All I wanted to do was lay down and go to sleep. I wasn’t concerned for my health, and I especially didn’t want to get poked by people in robes. I responded defensively and angrily.
“I threw up because my stomach hates subway. I only need some rest.”
She wasn’t convinced.
Despite my whining and pleading to go home, once my parents agreed, we drove to the hospital. After we checked in, we had an unknown wait in the brightly lit waiting room. This 3 hours was the most distorted three hours I’ve ever experienced. Sitting in the waiting room with a blank expression, I began wondering the extent of my injury. I became very irritable and anxious as other people’s conversations began to echo around in my mind, and I began to feel out of touch with reality. Words I spoke seemed out of place, loud and ambient, and the brightly lit room was now becoming darker, darker, and darker. 3 hours later, an MRI scan was taken of my brain. Not a second after the scan completed, it was like the entire hospital was on code red at 1:30 AM. 3 hours of waiting turned into doctors and nurses on overdrive, rushing to get my vitals and to put me under. I looked up at the surgeons and began cracking jokes as they filled my bloodstream with anesthesia. Pins and needles throughout my body turned into light turned into darkness. Had I not received the surgery within 6 hours, my brain cavity would have filled with blood, circulation would have been cut from my brain, and I wouldn’t be here today. I’m not religious necessarily, but at times I believe something greater looked out for me that night. Like nature or the stars in the universe has a plan for me. If Iliniza Imerman, the off-duty trainer, had not been there, I would have gone home that night and passed away in my sleep. When I came to, nurses were putting an I.V. solution in my left forearm, and taking blood from my right. My head was in severe pain. I spent the next two weeks in this hospital eating jello food, and spent the next month and a half on hard pain pills. After what happened, I was left to my own devices. I was no longer a soccer player. I no longer felt like anything. A cliche sob story, maybe. Big time soccer star that lost his entire career. I felt that the tree that once grew so magnificently was ripped from me, uprooting the ground where it was once placed and nurtured in my core and foundation. I was extremely depressed for a long time, and the psychological as well as physiological effects of the head trauma created new life circumstances for me. A new life in itself. It’s at times like these, at immeasurable lows, where one may ask themselves,
“Why did this happen to me?”
At first, I saw this negatively and grieved deeply. But as I live, I realize things about myself, gifts or virtues if you will, that I would have overlooked or not even developed had it not been for the injury.

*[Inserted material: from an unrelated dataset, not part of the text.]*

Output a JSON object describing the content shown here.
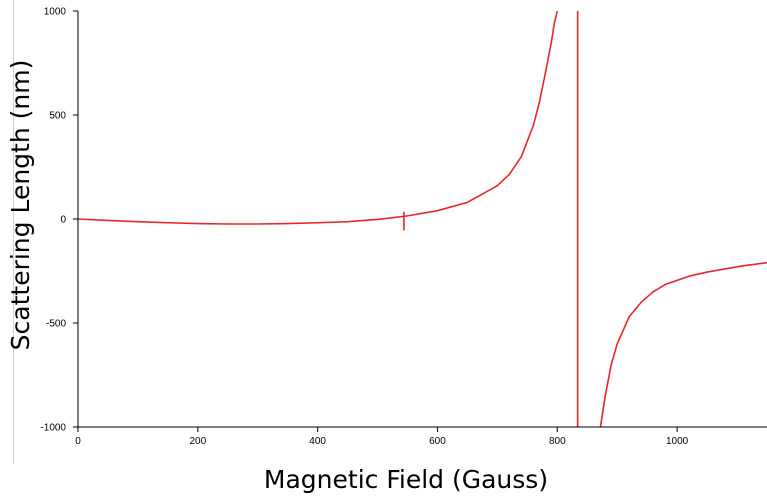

“Did this happen in order to make me a better person?” and,
“What is the universe trying to teach me?” are among the questions I began to ask myself a few months after
The past year and a half I’ve devoted my energy to building my identity and how shaping myself into an optimist with a range of values to offer others. I grow more trees in the space left to me by the absence of soccer with the relationships I make, and the things I learn in college. There are those who say that our identity is fixed and we can’t change what we become, but I know that no matter how low you are, no matter how sad the story or how lost you are, you can always plant more trees and get back up to change your situation.